The mutual information I(S; R) between stimulus S and neural response R measures how much information the response conveys about the stimulus. Why is I(S; R) = 0 not the same as independence in the usual sense?
AIt is the same; I(S; R) = 0 implies independence
BI(S; R) = 0 means the response provides zero information about the stimulus, but this is different from independence if the response depends deterministically on other variables
CThe concepts are the same, just different terminology
DI(S; R) measures only linear relationships
I(S; R) = 0 means the response R provides zero information about the stimulus S — they are independent in the information-theoretic sense (D_KL(p(s,r) || p(s)p(r)) = 0). However, R could still depend on other variables (e.g., internal noise, behavioral state) that are not related to S. Independence (statistical independence) is exactly what I = 0 means. A neuron's response could be highly structured (deterministic firing patterns) but carry zero information about the stimulus if that structure reflects internal dynamics rather than stimulus-driven changes. In practice, I(S; R) > 0 for sensory neurons, and its magnitude reflects the fidelity of the neural code.
Question 2 True / False
Fisher information quantifies the precision of neural encoding of a parameter theta, while mutual information quantifies information content. Are these concepts measuring different things?
TTrue
FFalse
Answer: True
Fisher information F(theta) measures the curvature of the log-likelihood landscape: F(theta) = E[(d/d_theta log p(r|theta))^2]. It quantifies the slope of the likelihood curve — steep curvature means small changes in theta are detectable. The Cramer-Rao bound states that the minimum variance of any unbiased estimator is lower-bounded by 1/F(theta). Mutual information I(S; R) quantifies total information (in bits) about the stimulus conveyed by the response. Both are relevant: Fisher information captures local precision (how sharply the neuron distinguishes nearby stimuli), while mutual information captures total information (summed over the entire stimulus range). For Gaussian encodings, the two are related, but for highly non-Gaussian responses (threshold effects, saturation), they can differ substantially.
Question 3 Short Answer
Explain the relationship between neural information rate (bits per spike or bits per second) and the metabolic cost of neural firing. Why do neurons use high firing rates?
Think about your answer, then reveal below.

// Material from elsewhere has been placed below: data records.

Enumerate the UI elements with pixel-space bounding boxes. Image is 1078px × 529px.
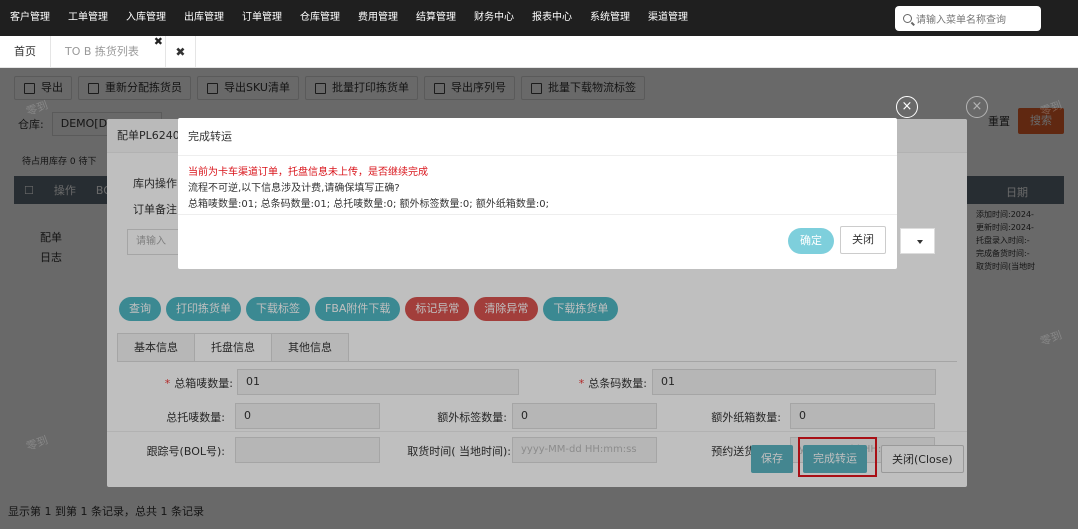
close-icon[interactable]: × [896, 96, 918, 118]
confirm-button[interactable]: 确定 [788, 228, 834, 254]
close-icon[interactable]: ✖ [154, 26, 163, 58]
cancel-button[interactable]: 关闭 [840, 226, 886, 254]
dialog-title: 完成转运 [178, 118, 897, 156]
dialog-footer: 确定 关闭 [178, 214, 897, 269]
tab-label: TO B 拣货列表 [65, 45, 139, 58]
dialog-warning: 当前为卡车渠道订单，托盘信息未上传，是否继续完成 [188, 167, 428, 178]
nav-item-system[interactable]: 系统管理 [581, 0, 639, 36]
finish-transfer-dialog: 完成转运 当前为卡车渠道订单，托盘信息未上传，是否继续完成 流程不可逆,以下信息… [178, 118, 897, 269]
dialog-body: 当前为卡车渠道订单，托盘信息未上传，是否继续完成 流程不可逆,以下信息涉及计费,… [178, 156, 897, 222]
page-tabs: 首页 TO B 拣货列表 ✖ ✖ [0, 35, 1078, 68]
nav-item-customer[interactable]: 客户管理 [0, 0, 59, 36]
nav-item-channels[interactable]: 渠道管理 [639, 0, 697, 36]
dialog-summary: 总箱唛数量:01; 总条码数量:01; 总托唛数量:0; 额外标签数量:0; 额… [188, 199, 549, 210]
nav-item-finance[interactable]: 财务中心 [465, 0, 523, 36]
close-icon[interactable]: × [966, 96, 988, 118]
search-icon [903, 14, 912, 23]
chevron-down-icon [917, 240, 923, 244]
nav-item-fees[interactable]: 费用管理 [349, 0, 407, 36]
nav-item-workorder[interactable]: 工单管理 [59, 0, 117, 36]
select-dropdown[interactable] [900, 228, 935, 254]
menu-search-input[interactable]: 请输入菜单名称查询 [895, 6, 1041, 31]
tab-home[interactable]: 首页 [0, 36, 51, 68]
nav-item-orders[interactable]: 订单管理 [233, 0, 291, 36]
menu-search-placeholder: 请输入菜单名称查询 [916, 15, 1006, 26]
nav-item-outbound[interactable]: 出库管理 [175, 0, 233, 36]
nav-item-settlement[interactable]: 结算管理 [407, 0, 465, 36]
tab-tob-picking-list[interactable]: TO B 拣货列表 ✖ [51, 35, 166, 68]
nav-item-reports[interactable]: 报表中心 [523, 0, 581, 36]
nav-item-warehouse[interactable]: 仓库管理 [291, 0, 349, 36]
close-all-tabs-icon[interactable]: ✖ [166, 36, 196, 67]
nav-item-inbound[interactable]: 入库管理 [117, 0, 175, 36]
dialog-message: 流程不可逆,以下信息涉及计费,请确保填写正确? [188, 183, 400, 194]
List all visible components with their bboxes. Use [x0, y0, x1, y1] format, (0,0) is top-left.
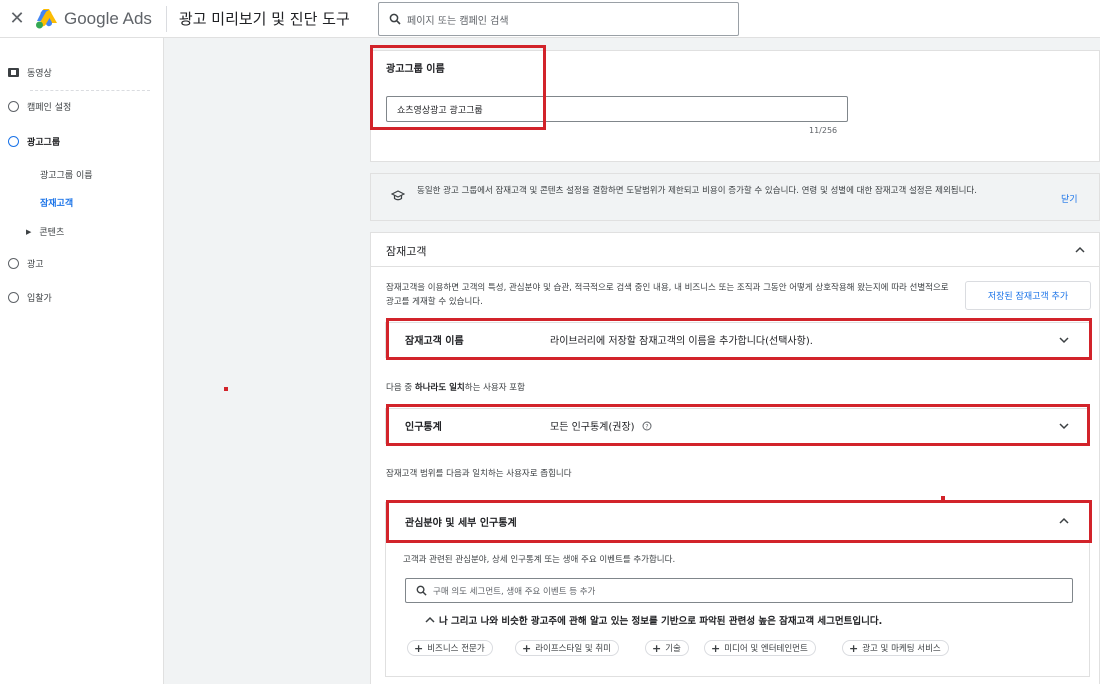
svg-text:?: ?	[645, 424, 648, 431]
chevron-down-icon[interactable]	[1059, 421, 1069, 431]
header-divider	[165, 5, 167, 32]
interests-description: 고객과 관련된 관심분야, 상세 인구통계 또는 생애 주요 이벤트를 추가합니…	[403, 555, 676, 565]
narrow-rule-text: 잠재고객 범위를 다음과 일치하는 사용자로 좁힙니다	[386, 469, 572, 479]
audience-title: 잠재고객	[386, 245, 427, 258]
sidebar-item-label: 동영상	[27, 69, 52, 79]
add-saved-audience-button[interactable]: 저장된 잠재고객 추가	[965, 281, 1091, 310]
plus-icon: +	[414, 641, 424, 655]
video-icon	[8, 68, 19, 77]
ad-group-name-title: 광고그룹 이름	[386, 64, 445, 75]
red-marker	[224, 387, 228, 391]
help-icon[interactable]: ?	[642, 421, 652, 431]
sidebar-item-label: 캠페인 설정	[27, 103, 72, 113]
sidebar-item-content[interactable]: ▶ 콘텐츠	[26, 225, 65, 239]
sidebar-item-ad-group[interactable]: 광고그룹	[8, 135, 60, 148]
circle-icon	[8, 258, 19, 269]
demographics-label: 인구통계	[405, 422, 442, 433]
chip-business-professionals[interactable]: + 비즈니스 전문가	[407, 640, 493, 656]
sidebar-item-bidding[interactable]: 입찰가	[8, 291, 52, 304]
close-icon[interactable]: ✕	[0, 8, 34, 29]
chip-media-entertainment[interactable]: + 미디어 및 엔터테인먼트	[704, 640, 816, 656]
chevron-up-icon[interactable]	[1059, 516, 1069, 526]
plus-icon: +	[522, 641, 532, 655]
interests-search-placeholder: 구매 의도 세그먼트, 생애 주요 이벤트 등 추가	[433, 586, 596, 597]
chevron-down-icon[interactable]	[1059, 335, 1069, 345]
sidebar-item-label: 콘텐츠	[39, 228, 65, 238]
search-placeholder: 페이지 또는 캠페인 검색	[407, 15, 509, 27]
ad-group-name-input[interactable]: 쇼츠영상광고 광고그룹	[386, 96, 848, 122]
search-icon	[389, 13, 401, 25]
circle-icon	[8, 136, 19, 147]
sidebar-item-label: 입찰가	[27, 294, 52, 304]
google-ads-logo: Google Ads	[34, 8, 152, 30]
audience-description: 잠재고객을 이용하면 고객의 특성, 관심분야 및 습관, 적극적으로 검색 중…	[386, 283, 949, 307]
chip-lifestyle-hobbies[interactable]: + 라이프스타일 및 취미	[515, 640, 620, 656]
chevron-up-icon	[425, 616, 435, 623]
suggestion-title: 나 그리고 나와 비슷한 광고주에 관해 알고 있는 정보를 기반으로 파악된 …	[439, 616, 883, 627]
sidebar-divider	[30, 90, 150, 91]
plus-icon: +	[711, 641, 721, 655]
close-banner-link[interactable]: 닫기	[1061, 192, 1078, 205]
demographics-value: 모든 인구통계(권장) ?	[550, 418, 652, 433]
search-input[interactable]: 페이지 또는 캠페인 검색	[378, 2, 739, 36]
circle-icon	[8, 292, 19, 303]
app-name: Google Ads	[64, 8, 152, 28]
sidebar-item-label: 광고그룹	[27, 138, 61, 148]
top-bar: ✕ Google Ads 광고 미리보기 및 진단 도구 페이지 또는 캠페인 …	[0, 0, 1100, 38]
suggestion-header[interactable]: 나 그리고 나와 비슷한 광고주에 관해 알고 있는 정보를 기반으로 파악된 …	[425, 613, 882, 627]
audience-header-divider	[370, 266, 1100, 267]
demographics-row[interactable]	[385, 408, 1090, 444]
interests-divider	[386, 541, 1089, 542]
info-banner: 동일한 광고 그룹에서 잠재고객 및 콘텐츠 설정을 결합하면 도달범위가 제한…	[370, 173, 1100, 221]
chip-advertising-marketing[interactable]: + 광고 및 마케팅 서비스	[842, 640, 949, 656]
caret-right-icon: ▶	[26, 227, 32, 236]
audience-name-value: 라이브러리에 저장할 잠재고객의 이름을 추가합니다(선택사항).	[550, 336, 813, 347]
interests-search-input[interactable]: 구매 의도 세그먼트, 생애 주요 이벤트 등 추가	[405, 578, 1073, 603]
info-text: 동일한 광고 그룹에서 잠재고객 및 콘텐츠 설정을 결합하면 도달범위가 제한…	[417, 186, 977, 196]
sidebar-item-label: 광고	[27, 260, 44, 270]
circle-icon	[8, 101, 19, 112]
chevron-up-icon[interactable]	[1075, 245, 1085, 255]
sidebar: 동영상 캠페인 설정 광고그룹 광고그룹 이름 잠재고객 ▶ 콘텐츠 광고 입찰…	[0, 38, 164, 684]
sidebar-item-ads[interactable]: 광고	[8, 257, 44, 270]
school-icon	[391, 190, 405, 201]
tool-title: 광고 미리보기 및 진단 도구	[178, 10, 350, 28]
sidebar-item-ad-group-name[interactable]: 광고그룹 이름	[40, 168, 93, 181]
sidebar-item-video[interactable]: 동영상	[8, 66, 52, 79]
plus-icon: +	[652, 641, 662, 655]
google-ads-icon	[36, 8, 57, 28]
plus-icon: +	[849, 641, 859, 655]
sidebar-item-campaign-settings[interactable]: 캠페인 설정	[8, 100, 71, 113]
search-icon	[416, 585, 427, 596]
chip-technology[interactable]: + 기술	[645, 640, 689, 656]
interests-title: 관심분야 및 세부 인구통계	[405, 518, 517, 529]
sidebar-item-audience[interactable]: 잠재고객	[40, 196, 73, 209]
red-marker	[941, 496, 945, 500]
char-counter: 11/256	[809, 126, 838, 135]
match-rule-text: 다음 중 하나라도 일치하는 사용자 포함	[386, 383, 525, 393]
audience-name-label: 잠재고객 이름	[405, 336, 464, 347]
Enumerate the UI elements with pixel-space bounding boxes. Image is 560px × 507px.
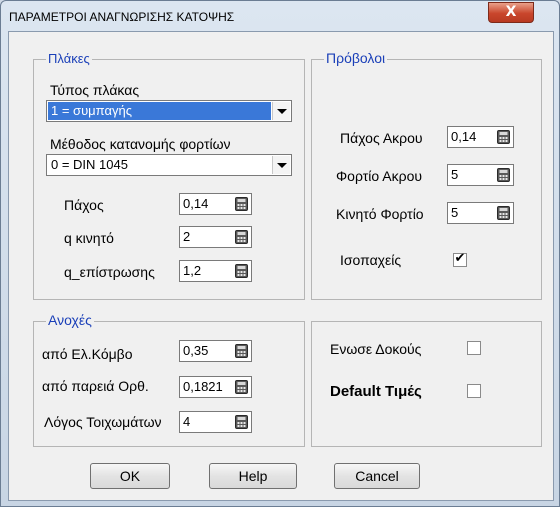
calculator-icon[interactable]: [497, 130, 510, 144]
live-cantilever-load-value: 5: [451, 205, 459, 220]
live-load-field[interactable]: 2: [179, 226, 252, 248]
wall-ratio-value: 4: [183, 414, 191, 429]
tip-load-value: 5: [451, 167, 459, 182]
cantilevers-group-title: Πρόβολοι: [324, 50, 388, 66]
load-method-chevron-down-icon[interactable]: [272, 156, 290, 174]
tip-load-field[interactable]: 5: [447, 164, 514, 186]
help-button[interactable]: Help: [209, 463, 297, 489]
wall-tolerance-label: από παρειά Ορθ.: [42, 378, 149, 394]
checkmark-icon: ✔: [454, 251, 466, 266]
default-values-label: Default Τιμές: [330, 383, 422, 400]
slab-type-chevron-down-icon[interactable]: [272, 102, 290, 120]
live-load-value: 2: [183, 229, 191, 244]
live-cantilever-load-label: Κινητό Φορτίο: [336, 206, 424, 222]
calculator-icon[interactable]: [235, 344, 248, 358]
close-button[interactable]: X: [488, 2, 534, 23]
slab-type-label: Τύπος πλάκας: [50, 82, 140, 98]
node-tolerance-value: 0,35: [183, 343, 209, 358]
calculator-icon[interactable]: [497, 206, 510, 220]
calculator-icon[interactable]: [235, 415, 248, 429]
title-bar[interactable]: ΠΑΡΑΜΕΤΡΟΙ ΑΝΑΓΝΩΡΙΣΗΣ ΚΑΤΟΨΗΣ X: [1, 1, 559, 31]
dialog-client-area: Πλάκες Τύπος πλάκας 1 = συμπαγής Μέθοδος…: [8, 31, 554, 501]
options-group: Ενωσε Δοκούς Default Τιμές: [311, 321, 542, 447]
node-tolerance-label: από Ελ.Κόμβο: [42, 346, 133, 362]
ok-button[interactable]: OK: [90, 463, 170, 489]
slab-type-select[interactable]: 1 = συμπαγής: [46, 100, 292, 122]
wall-tolerance-value: 0,1821: [183, 379, 223, 394]
window-title: ΠΑΡΑΜΕΤΡΟΙ ΑΝΑΓΝΩΡΙΣΗΣ ΚΑΤΟΨΗΣ: [9, 10, 235, 24]
live-cantilever-load-field[interactable]: 5: [447, 202, 514, 224]
wall-tolerance-field[interactable]: 0,1821: [179, 376, 252, 398]
calculator-icon[interactable]: [235, 264, 248, 278]
wall-ratio-field[interactable]: 4: [179, 411, 252, 433]
thickness-value: 0,14: [183, 196, 209, 211]
calculator-icon[interactable]: [235, 197, 248, 211]
default-values-checkbox[interactable]: [467, 384, 481, 398]
uniform-thickness-checkbox[interactable]: ✔: [453, 251, 467, 267]
cantilevers-group: Πρόβολοι Πάχος Ακρου 0,14 Φορτίο Ακρου 5…: [311, 50, 542, 300]
node-tolerance-field[interactable]: 0,35: [179, 340, 252, 362]
thickness-label: Πάχος: [64, 197, 104, 213]
tip-thickness-label: Πάχος Ακρου: [340, 130, 423, 146]
coating-load-field[interactable]: 1,2: [179, 260, 252, 282]
thickness-field[interactable]: 0,14: [179, 193, 252, 215]
tip-load-label: Φορτίο Ακρου: [336, 168, 423, 184]
coating-load-value: 1,2: [183, 263, 202, 278]
load-method-value: 0 = DIN 1045: [51, 157, 128, 172]
tip-thickness-field[interactable]: 0,14: [447, 126, 514, 148]
calculator-icon[interactable]: [235, 380, 248, 394]
join-beams-label: Ενωσε Δοκούς: [330, 341, 422, 357]
slab-type-value: 1 = συμπαγής: [48, 102, 271, 120]
wall-ratio-label: Λόγος Τοιχωμάτων: [44, 414, 162, 430]
slabs-group: Πλάκες Τύπος πλάκας 1 = συμπαγής Μέθοδος…: [33, 51, 305, 300]
uniform-thickness-label: Ισοπαχείς: [340, 252, 402, 268]
tolerances-group: Ανοχές από Ελ.Κόμβο 0,35 από παρειά Ορθ.…: [33, 312, 305, 447]
calculator-icon[interactable]: [235, 230, 248, 244]
tolerances-group-title: Ανοχές: [46, 312, 94, 328]
load-method-label: Μέθοδος κατανομής φορτίων: [50, 136, 231, 152]
join-beams-checkbox[interactable]: [467, 341, 481, 355]
tip-thickness-value: 0,14: [451, 129, 477, 144]
load-method-select[interactable]: 0 = DIN 1045: [46, 154, 292, 176]
cancel-button[interactable]: Cancel: [334, 463, 420, 489]
dialog-window: ΠΑΡΑΜΕΤΡΟΙ ΑΝΑΓΝΩΡΙΣΗΣ ΚΑΤΟΨΗΣ X Πλάκες …: [0, 0, 560, 507]
slabs-group-title: Πλάκες: [46, 51, 92, 66]
coating-load-label: q_επίστρωσης: [64, 264, 155, 280]
live-load-label: q κινητό: [64, 230, 114, 246]
calculator-icon[interactable]: [497, 168, 510, 182]
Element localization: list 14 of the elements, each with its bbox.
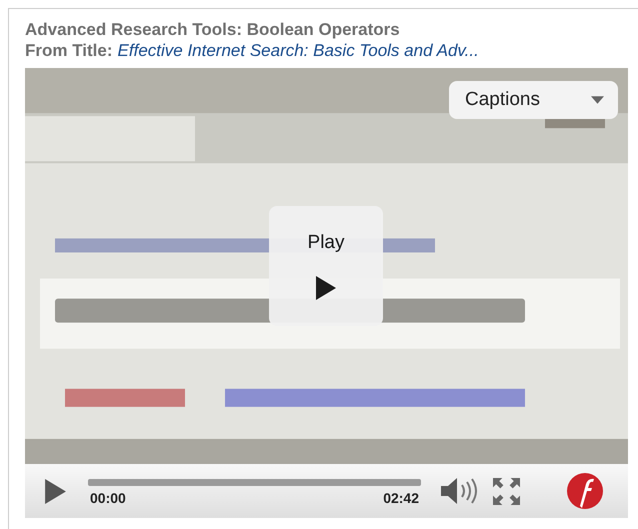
caret-icon [591,96,604,104]
volume-icon[interactable] [441,477,477,505]
from-label: From Title: [25,41,113,60]
fullscreen-icon[interactable] [493,478,520,504]
video-title: Advanced Research Tools: Boolean Operators [25,19,401,41]
captions-dropdown[interactable]: Captions [449,81,618,119]
play-button[interactable]: Play [269,206,383,326]
duration-time: 02:42 [383,490,419,506]
play-icon [316,276,336,300]
progress-track[interactable] [88,478,421,486]
logo-icon [566,472,604,510]
play-icon[interactable] [45,478,66,504]
source-title-link[interactable]: Effective Internet Search: Basic Tools and Adv... [118,41,479,60]
elapsed-time: 00:00 [90,490,126,506]
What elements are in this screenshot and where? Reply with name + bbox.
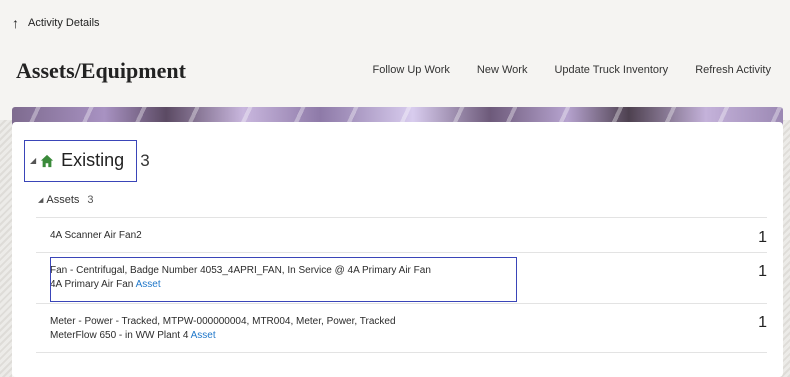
assets-count: 3 xyxy=(87,194,94,206)
assets-group-header[interactable]: ◢ Assets 3 xyxy=(38,194,94,206)
existing-group-header[interactable]: ◢ Existing 3 xyxy=(30,150,150,171)
existing-count: 3 xyxy=(140,150,150,170)
collapse-triangle-icon[interactable]: ◢ xyxy=(38,196,43,204)
list-item[interactable]: 4A Scanner Air Fan2 1 xyxy=(36,217,767,252)
asset-location: MeterFlow 650 - in WW Plant 4 xyxy=(50,330,189,341)
asset-title: 4A Scanner Air Fan2 xyxy=(50,230,142,241)
list-item[interactable]: Meter - Power - Tracked, MTPW-000000004,… xyxy=(36,303,767,353)
selected-item-highlight-box xyxy=(50,257,517,302)
asset-link[interactable]: Asset xyxy=(191,330,216,341)
update-truck-inventory-button[interactable]: Update Truck Inventory xyxy=(554,64,668,76)
asset-quantity: 1 xyxy=(758,314,767,331)
page-header: Assets/Equipment Follow Up Work New Work… xyxy=(16,56,790,86)
assets-label: Assets xyxy=(46,194,80,206)
back-link[interactable]: ↑ Activity Details xyxy=(12,14,100,32)
asset-title: Meter - Power - Tracked, MTPW-000000004,… xyxy=(50,316,396,327)
asset-quantity: 1 xyxy=(758,229,767,246)
asset-quantity: 1 xyxy=(758,263,767,280)
new-work-button[interactable]: New Work xyxy=(477,64,528,76)
home-icon xyxy=(41,154,54,167)
decorative-border-left xyxy=(0,120,12,377)
back-link-label: Activity Details xyxy=(28,17,100,29)
page-title: Assets/Equipment xyxy=(16,58,186,83)
collapse-triangle-icon[interactable]: ◢ xyxy=(30,156,36,165)
header-actions: Follow Up Work New Work Update Truck Inv… xyxy=(372,64,790,76)
up-arrow-icon: ↑ xyxy=(12,15,19,31)
asset-subtitle: MeterFlow 650 - in WW Plant 4 Asset xyxy=(50,330,216,341)
existing-label: Existing xyxy=(61,150,125,170)
refresh-activity-button[interactable]: Refresh Activity xyxy=(695,64,771,76)
follow-up-work-button[interactable]: Follow Up Work xyxy=(372,64,449,76)
assets-card: ◢ Existing 3 ◢ Assets 3 4A Scanner Air F… xyxy=(12,122,783,377)
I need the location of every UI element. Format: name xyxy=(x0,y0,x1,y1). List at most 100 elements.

Model answer: Neural firing has metabolic costs: each action potential requires ATP for ion pumps (Na+/K+-ATPase). Firing at a higher baseline rate consumes more energy. However, high rates allow the neuron to transmit information efficiently. The information rate (bits per unit time or bits per spike) must account for the bandwidth constraint: spike timing precision is limited by refractoriness (~1-2 ms), so spike counts are discrete and quantized. To transmit information at a given rate in bits/second, a neuron with limited temporal resolution must increase its firing rate. For example, a neuron firing at 10 Hz with ±10 ms timing precision can encode roughly log_2(100) ≈ 6-7 bits, while a neuron firing at 100 Hz could encode more. The energy-information tradeoff is fundamental: neurons optimize the firing rate to maximize information transmitted per unit metabolic cost, balancing efficiency and performance based on task demands.
Sensory neurons in dim light fire at high rates despite metabolic cost because visual information is precious. Motor neurons controlling precise movement also fire at high rates. In contrast, neurons encoding slowly-changing (low-bandwidth) information fire at low rates, minimizing cost. The nervous system appears to allocate neural resources (firing rate, energy) based on information requirements — regions with high information needs have higher firing rates and metabolic consumption.
Question 4 Multiple Choice
In a population of N neurons encoding a stimulus parameter theta, the information carried by the population grows as N (or better with correlation-reducing mechanisms). How does this relate to the concept of 'redundancy' vs. 'synergy' in neural coding?
ARedundancy and synergy are the same concept
BRedundancy (shared information between neurons) reduces population information below N*I_single, while synergy (information from combinations of neurons not in individuals) increases it. Optimal populations minimize redundancy and exploit synergy
CPopulations are always redundant because neurons are correlated
DPopulations are always synergistic because of connectivity
The total information in a population can be decomposed: I_pop = sum_i I_single_i - I_redundancy + I_synergy. If each neuron independently carried I_single bits, and they were uncorrelated, the population would carry N*I_single bits. In reality, neurons share information (redundancy), reducing the total. But neurons can also carry information in combinations (higher-order statistics) that no individual neuron carries (synergy). Optimal populations minimize redundancy (reduce correlation) while exploiting synergy (use population patterns for high-fidelity encoding). In the visual cortex, neurons encoding similar features are often correlated (redundancy) but their population patterns are optimized for downstream decoding (synergy). The balance between redundancy and synergy depends on the task and efficiency constraints.